Я рывком тяну на себя бронзовую ручку: звякая, соскальзывает дверной крючок, и я слышу из глубины квартиры музыку. Очень быстрый фокстрот. Музыка резко усиливается, наверное, там повернули регулятор громкости до отказа. Нынешней зимой дядя Костя «отхватил» себе радиолу «Урал». Я помогал ему устанавливать «Урал». Я ни черта не смыслю в радиотехнике, но изображал на своем лице такие познания в этом деле, что Лидкин отец определенно решил — перед ним потомок великого Попова. И еще мы полдня сооружали антенну. Не какую-нибудь там жалкую, из обрезков медной проволоки, метелочку, а великолепную антенну на двух высоких трубчатых стойках, с растяжками из тонкого стального троса, после чего наш дом в снежной белизне двора стал похож на дизель-электроход, рассекающий льды в далекой Арктике.
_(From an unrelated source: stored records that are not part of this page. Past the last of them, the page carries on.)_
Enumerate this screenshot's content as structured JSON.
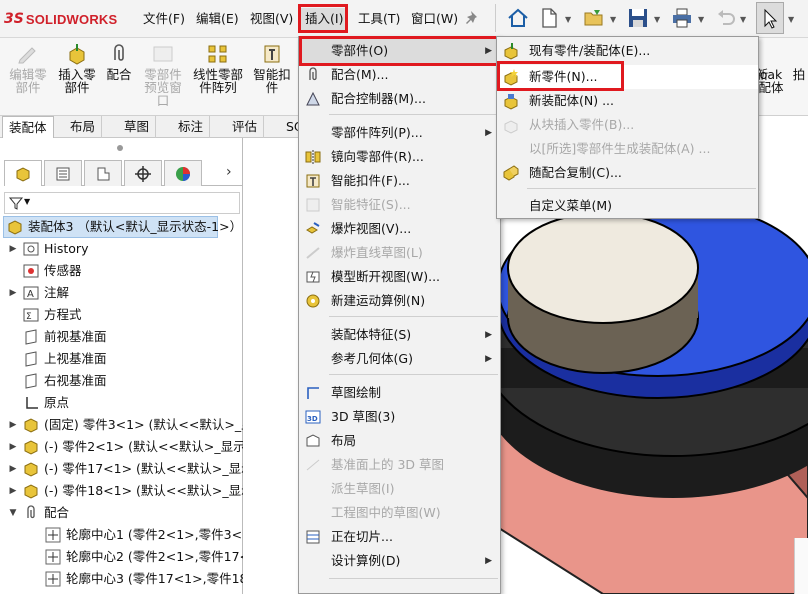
{
  "app": {
    "brand": "SOLIDWORKS",
    "brand_prefix": "3S"
  },
  "menubar": {
    "file": "文件(F)",
    "edit": "编辑(E)",
    "view": "视图(V)",
    "insert": "插入(I)",
    "tools": "工具(T)",
    "window": "窗口(W)"
  },
  "commands": [
    {
      "label": "编辑零\n部件",
      "enabled": false
    },
    {
      "label": "插入零\n部件",
      "enabled": true
    },
    {
      "label": "配合",
      "enabled": true
    },
    {
      "label": "零部件\n预览窗\n口",
      "enabled": false
    },
    {
      "label": "线性零部\n件阵列",
      "enabled": true
    },
    {
      "label": "智能扣\n件",
      "enabled": true
    }
  ],
  "commands_right": {
    "label1": "新",
    "label2": "oak\n配体",
    "label3": "拍"
  },
  "tabs": [
    "装配体",
    "布局",
    "草图",
    "标注",
    "评估",
    "SO"
  ],
  "tree": {
    "root": "装配体3 （默认<默认_显示状态-1>）",
    "items": [
      {
        "label": "History",
        "exp": "▶"
      },
      {
        "label": "传感器",
        "exp": ""
      },
      {
        "label": "注解",
        "exp": "▶"
      },
      {
        "label": "方程式",
        "exp": ""
      },
      {
        "label": "前视基准面",
        "exp": ""
      },
      {
        "label": "上视基准面",
        "exp": ""
      },
      {
        "label": "右视基准面",
        "exp": ""
      },
      {
        "label": "原点",
        "exp": ""
      },
      {
        "label": "(固定) 零件3<1> (默认<<默认>_显",
        "exp": "▶"
      },
      {
        "label": "(-) 零件2<1> (默认<<默认>_显示状",
        "exp": "▶"
      },
      {
        "label": "(-) 零件17<1> (默认<<默认>_显示",
        "exp": "▶"
      },
      {
        "label": "(-) 零件18<1> (默认<<默认>_显示",
        "exp": "▶"
      },
      {
        "label": "配合",
        "exp": "▼"
      },
      {
        "label": "轮廓中心1 (零件2<1>,零件3<1",
        "exp": ""
      },
      {
        "label": "轮廓中心2 (零件2<1>,零件17<",
        "exp": ""
      },
      {
        "label": "轮廓中心3 (零件17<1>,零件18",
        "exp": ""
      }
    ]
  },
  "insert_menu": {
    "items": [
      {
        "label": "零部件(O)",
        "enabled": true,
        "sub": true
      },
      {
        "label": "配合(M)...",
        "enabled": true,
        "sub": false
      },
      {
        "label": "配合控制器(M)...",
        "enabled": true,
        "sub": false
      },
      {
        "label": "零部件阵列(P)...",
        "enabled": true,
        "sub": true
      },
      {
        "label": "镜向零部件(R)...",
        "enabled": true,
        "sub": false
      },
      {
        "label": "智能扣件(F)...",
        "enabled": true,
        "sub": false
      },
      {
        "label": "智能特征(S)...",
        "enabled": false,
        "sub": false
      },
      {
        "label": "爆炸视图(V)...",
        "enabled": true,
        "sub": false
      },
      {
        "label": "爆炸直线草图(L)",
        "enabled": false,
        "sub": false
      },
      {
        "label": "模型断开视图(W)...",
        "enabled": true,
        "sub": false
      },
      {
        "label": "新建运动算例(N)",
        "enabled": true,
        "sub": false
      },
      {
        "label": "装配体特征(S)",
        "enabled": true,
        "sub": true
      },
      {
        "label": "参考几何体(G)",
        "enabled": true,
        "sub": true
      },
      {
        "label": "草图绘制",
        "enabled": true,
        "sub": false
      },
      {
        "label": "3D 草图(3)",
        "enabled": true,
        "sub": false
      },
      {
        "label": "布局",
        "enabled": true,
        "sub": false
      },
      {
        "label": "基准面上的 3D 草图",
        "enabled": false,
        "sub": false
      },
      {
        "label": "派生草图(I)",
        "enabled": false,
        "sub": false
      },
      {
        "label": "工程图中的草图(W)",
        "enabled": false,
        "sub": false
      },
      {
        "label": "正在切片...",
        "enabled": true,
        "sub": false
      },
      {
        "label": "设计算例(D)",
        "enabled": true,
        "sub": true
      }
    ]
  },
  "component_menu": {
    "items": [
      {
        "label": "现有零件/装配体(E)...",
        "enabled": true
      },
      {
        "label": "新零件(N)...",
        "enabled": true
      },
      {
        "label": "新装配体(N) ...",
        "enabled": true
      },
      {
        "label": "从块插入零件(B)...",
        "enabled": false
      },
      {
        "label": "以[所选]零部件生成装配体(A) ...",
        "enabled": false
      },
      {
        "label": "随配合复制(C)...",
        "enabled": true
      },
      {
        "label": "自定义菜单(M)",
        "enabled": true
      }
    ]
  },
  "colors": {
    "highlight_box": "#e0191f",
    "brand": "#d0202a"
  }
}
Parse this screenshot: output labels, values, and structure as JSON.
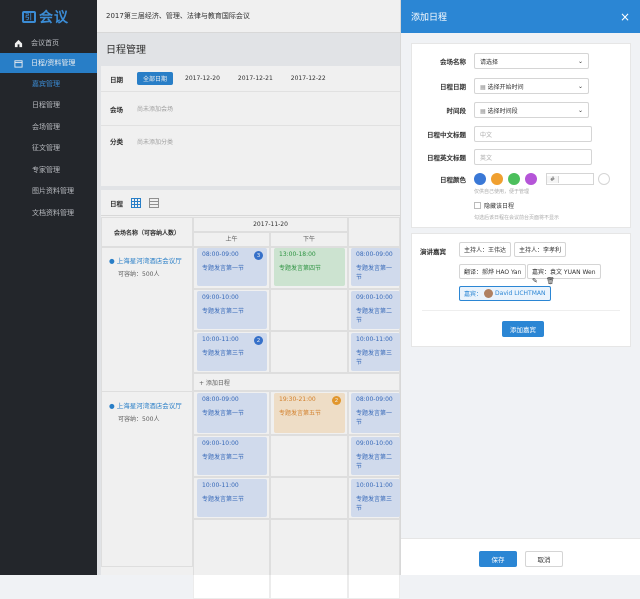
{
  "app": {
    "logo": "会议",
    "top_title": "2017第三届经济、管理、法律与教育国际会议"
  },
  "sidebar": {
    "items": [
      {
        "label": "会议首页",
        "icon": "home-icon"
      },
      {
        "label": "日程/资料管理",
        "icon": "calendar-icon"
      }
    ],
    "sub_items": [
      "嘉宾管理",
      "日程管理",
      "会场管理",
      "征文管理",
      "专家管理",
      "图片资料管理",
      "文档资料管理"
    ]
  },
  "main": {
    "page_title": "日程管理",
    "filter": {
      "date_label": "日期",
      "dates": [
        "全部日期",
        "2017-12-20",
        "2017-12-21",
        "2017-12-22"
      ],
      "venue_label": "会场",
      "venue_value": "尚未添加会场",
      "category_label": "分类",
      "category_value": "尚未添加分类"
    },
    "schedule": {
      "label": "日程",
      "venue_header": "会场名称（可容纳人数）",
      "day_header": "2017-11-20",
      "am": "上午",
      "pm": "下午",
      "add_schedule": "+ 添加日程",
      "venues": [
        {
          "name": "上海星河湾酒店会议厅",
          "capacity": "可容纳：500人"
        },
        {
          "name": "上海星河湾酒店会议厅",
          "capacity": "可容纳：500人"
        }
      ],
      "events": [
        {
          "time": "08:00-09:00",
          "title": "专题发言第一节",
          "badge": "3"
        },
        {
          "time": "13:00-18:00",
          "title": "专题发言第四节"
        },
        {
          "time": "08:00-09:00",
          "title": "专题发言第一节"
        },
        {
          "time": "09:00-10:00",
          "title": "专题发言第二节"
        },
        {
          "time": "09:00-10:00",
          "title": "专题发言第二节"
        },
        {
          "time": "10:00-11:00",
          "title": "专题发言第三节",
          "badge": "2"
        },
        {
          "time": "10:00-11:00",
          "title": "专题发言第三节"
        },
        {
          "time": "08:00-09:00",
          "title": "专题发言第一节"
        },
        {
          "time": "19:30-21:00",
          "title": "专题发言第五节",
          "badge": "2"
        },
        {
          "time": "08:00-09:00",
          "title": "专题发言第一节"
        },
        {
          "time": "09:00-10:00",
          "title": "专题发言第二节"
        },
        {
          "time": "09:00-10:00",
          "title": "专题发言第二节"
        },
        {
          "time": "10:00-11:00",
          "title": "专题发言第三节"
        },
        {
          "time": "10:00-11:00",
          "title": "专题发言第三节"
        }
      ]
    }
  },
  "panel": {
    "title": "添加日程",
    "close": "×",
    "form": {
      "venue_label": "会场名称",
      "venue_value": "请选择",
      "date_label": "日程日期",
      "date_value": "选择开始时间",
      "slot_label": "时间段",
      "slot_value": "选择时间段",
      "cn_title_label": "日程中文标题",
      "cn_title_placeholder": "中文",
      "en_title_label": "日程英文标题",
      "en_title_placeholder": "英文",
      "color_label": "日程颜色",
      "color_hint": "仅供自己使用，便于管理",
      "hex_prefix": "#",
      "hide_label": "隐藏该日程",
      "hide_hint": "勾选后该日程在会议前台页面将不显示",
      "colors": [
        "#3a78d6",
        "#f0a030",
        "#4cbf5c",
        "#b555d8"
      ]
    },
    "guests": {
      "label": "演讲嘉宾",
      "tags": [
        "主持人：王伟达",
        "主持人：李孝利",
        "翻译：郝烨 HAO Yan",
        "嘉宾：袁文 YUAN Wen"
      ],
      "selected_prefix": "嘉宾：",
      "selected_name": "David LICHTMAN",
      "add_button": "添加嘉宾"
    },
    "footer": {
      "save": "保存",
      "cancel": "取消"
    }
  }
}
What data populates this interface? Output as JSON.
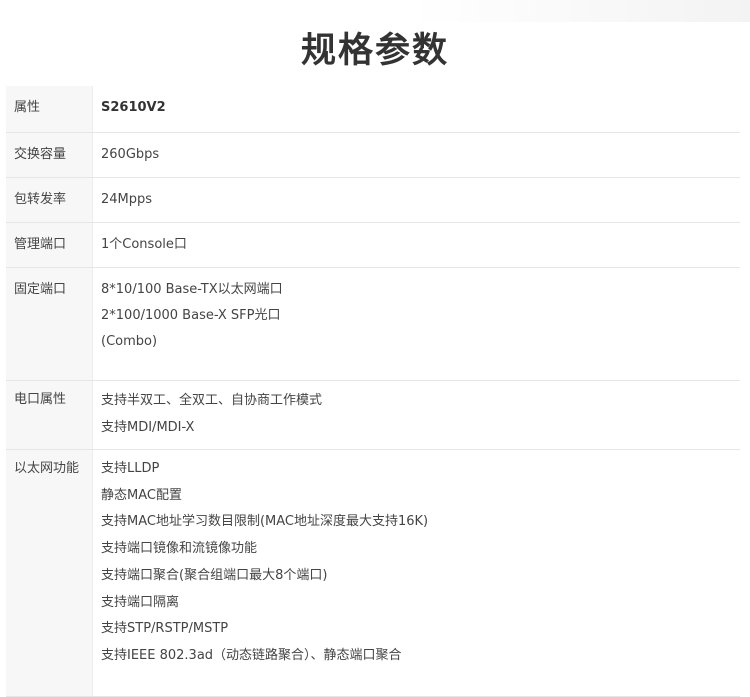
{
  "page_title": "规格参数",
  "table": {
    "header": {
      "label": "属性",
      "value": "S2610V2"
    },
    "rows": [
      {
        "label": "交换容量",
        "values": [
          "260Gbps"
        ]
      },
      {
        "label": "包转发率",
        "values": [
          "24Mpps"
        ]
      },
      {
        "label": "管理端口",
        "values": [
          "1个Console口"
        ]
      },
      {
        "label": "固定端口",
        "values": [
          "8*10/100 Base-TX以太网端口",
          "2*100/1000 Base-X SFP光口",
          "(Combo)"
        ]
      },
      {
        "label": "电口属性",
        "values": [
          "支持半双工、全双工、自协商工作模式",
          "支持MDI/MDI-X"
        ]
      },
      {
        "label": "以太网功能",
        "values": [
          "支持LLDP",
          "静态MAC配置",
          "支持MAC地址学习数目限制(MAC地址深度最大支持16K)",
          "支持端口镜像和流镜像功能",
          "支持端口聚合(聚合组端口最大8个端口)",
          "支持端口隔离",
          "支持STP/RSTP/MSTP",
          "支持IEEE 802.3ad（动态链路聚合）、静态端口聚合"
        ]
      }
    ]
  }
}
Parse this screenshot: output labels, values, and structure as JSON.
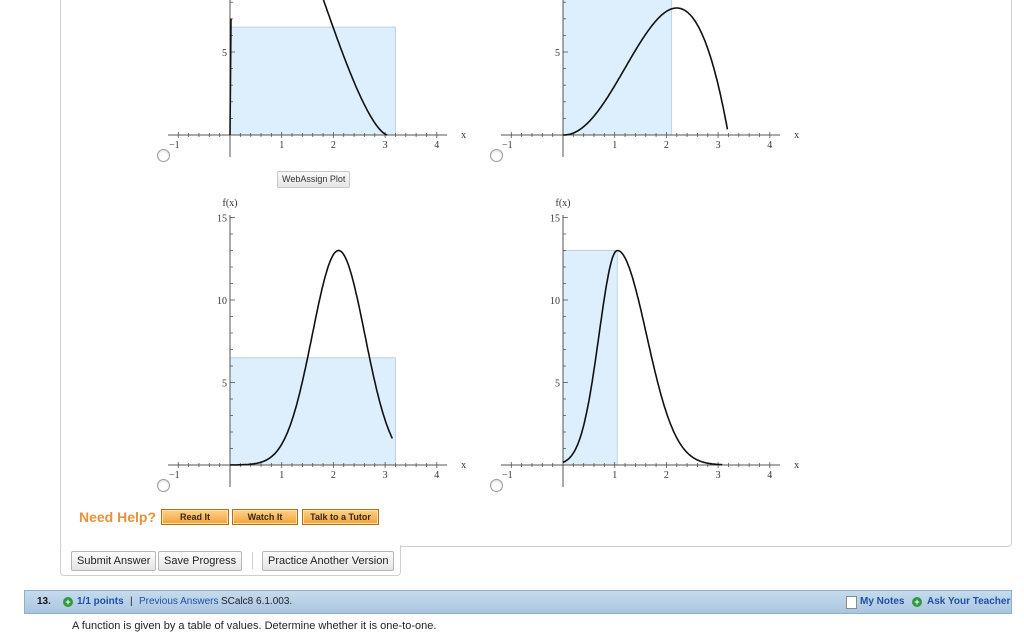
{
  "plots": {
    "caption": "WebAssign Plot",
    "func_label": "f(x)",
    "x_label": "x",
    "x_ticks": [
      "−1",
      "1",
      "2",
      "3",
      "4"
    ],
    "y_ticks": [
      "5",
      "10",
      "15"
    ],
    "x_label_values": [
      -1,
      1,
      2,
      3,
      4
    ],
    "y_label_values": [
      5,
      10,
      15
    ],
    "panels": [
      {
        "name": "plot-top-left",
        "xmin": -1.2,
        "xmax": 4.2,
        "ymin": 0,
        "ymax": 10,
        "show_func_label": false,
        "y_tick_labels": [
          5
        ],
        "rect": {
          "x0": 0,
          "x1": 3.2,
          "h": 6.5
        },
        "curve": "a"
      },
      {
        "name": "plot-top-right",
        "xmin": -1.2,
        "xmax": 4.2,
        "ymin": 0,
        "ymax": 10,
        "show_func_label": false,
        "y_tick_labels": [
          5
        ],
        "rect": {
          "x0": 0,
          "x1": 2.1,
          "h": 13
        },
        "curve": "b"
      },
      {
        "name": "plot-bottom-left",
        "xmin": -1.2,
        "xmax": 4.2,
        "ymin": 0,
        "ymax": 16,
        "show_func_label": true,
        "y_tick_labels": [
          5,
          10,
          15
        ],
        "rect": {
          "x0": 0,
          "x1": 3.2,
          "h": 6.5
        },
        "curve": "c"
      },
      {
        "name": "plot-bottom-right",
        "xmin": -1.2,
        "xmax": 4.2,
        "ymin": 0,
        "ymax": 16,
        "show_func_label": true,
        "y_tick_labels": [
          5,
          10,
          15
        ],
        "rect": {
          "x0": 0,
          "x1": 1.05,
          "h": 13
        },
        "curve": "d"
      }
    ]
  },
  "help": {
    "title": "Need Help?",
    "read_it": "Read It",
    "watch_it": "Watch It",
    "talk_to_tutor": "Talk to a Tutor"
  },
  "actions": {
    "submit": "Submit Answer",
    "save": "Save Progress",
    "practice": "Practice Another Version"
  },
  "question": {
    "number": "13.",
    "points": "1/1 points",
    "separator": "|",
    "previous_answers": "Previous Answers",
    "source": "SCalc8 6.1.003.",
    "my_notes": "My Notes",
    "ask_teacher": "Ask Your Teacher",
    "prompt": "A function is given by a table of values. Determine whether it is one-to-one."
  },
  "colors": {
    "fill": "#ddeefd",
    "fill_stroke": "#b9d4ea",
    "help_orange": "#e8913a",
    "bar_blue": "#b6cfe5",
    "link_blue": "#1f4fa8",
    "plus_green": "#2f9a3d"
  }
}
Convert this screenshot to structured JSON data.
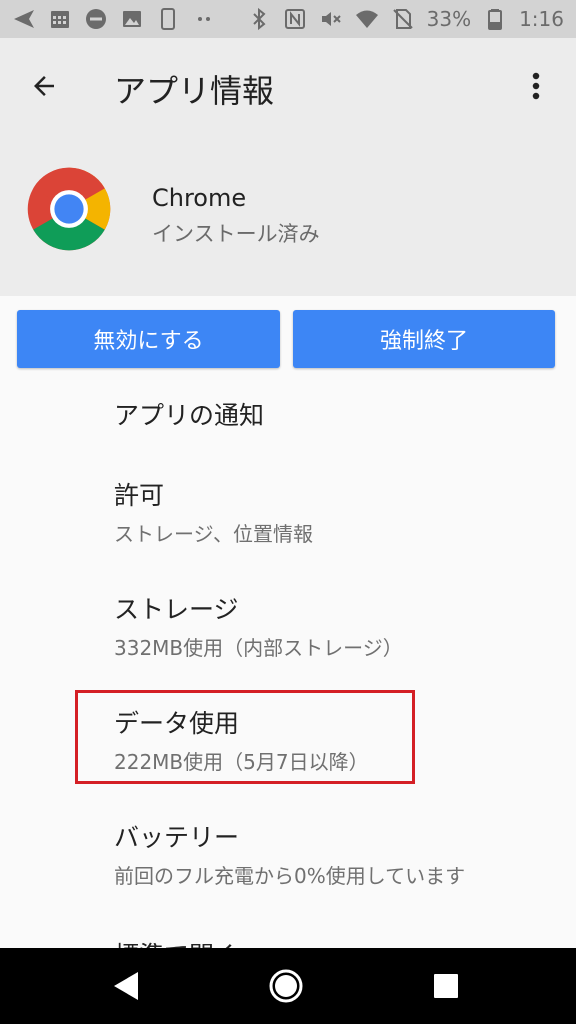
{
  "status_bar": {
    "battery_percent": "33%",
    "time": "1:16"
  },
  "header": {
    "title": "アプリ情報"
  },
  "app": {
    "name": "Chrome",
    "status": "インストール済み"
  },
  "buttons": {
    "disable": "無効にする",
    "force_stop": "強制終了"
  },
  "list": [
    {
      "title": "アプリの通知"
    },
    {
      "title": "許可",
      "subtitle": "ストレージ、位置情報"
    },
    {
      "title": "ストレージ",
      "subtitle": "332MB使用（内部ストレージ）"
    },
    {
      "title": "データ使用",
      "subtitle": "222MB使用（5月7日以降）"
    },
    {
      "title": "バッテリー",
      "subtitle": "前回のフル充電から0%使用しています"
    },
    {
      "title": "標準で開く"
    }
  ],
  "colors": {
    "accent_button": "#3d86f5",
    "highlight": "#d41f25"
  }
}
Радиоле определили место на тумбочке в углу прихожей, рядом с плюшевым диваном.
Я догадываюсь — Лидка крутит пластинки. Влетаю в маленький коридорчик и, кажется, готов крикнуть: «Лидка, куда ты пропала?!» Но в овальном зеркале, что напротив входа в прихожую, я вдруг вижу…
Она танцевала, двигаясь на крохотном пятачке комнаты, легко и просторно.
Она была в сером гимнастическом купальнике, тысячу раз я видел в нем Лидку на тренировках в спортзале — ничего особенного. Просто комната была до краев наполнена голубым утренним светом, и искрящийся солнечный поток только усиливал эту удивительную голубизну, которая свежей акварелью ложилась на Лидкины шелковистые волосы, очень густые и длинные, почти до пояса, на серый купальник, на ярко-белые руки, выплетавшие сейчас невидимую сеть, создавая какое-то странное, непостижимое сочетание красок. Казалось, что и привычные старые вещи — тумбочка в углу под кружевной белой накидкой, круглый венский стульчик, часть стола с коричневой спутанной бахромой — источали небесный этот свет — ликующий, легкий, прозрачный.
Я стоял не шелохнувшись, намертво остановленный мигом изумления, и танцующая девчонка там, в зеркале, чудилась мне совершенно незнакомой. Может быть, потому, что она была взрослее той будничной Лидки, и еще, может быть, потому, что гораздо красивее. Голова ее запрокинута, профиль лица торжествен, фигура как-то стремительно вытянута и радостно напряжена. И глядя на нее, я испытывал восторг, неистовый восторг на грани взрыва — вот-вот не выдержу, заору: «Молодец, Лидок! Бис! Ура!» И буду еще что-то кричать на весь наш жалкий барак, господи, у Лидки талант! Честное слово — талант! Но тут Степанкова на каком-то ей известном аккорде, взмахнув одной кистью, точно ударив ею по струнам арфы, оборачивалась, и я с ужасом ловил ее чужой, отсутствующий взгляд, и что-то гасло во мне, и становилось и совестно, и грустно.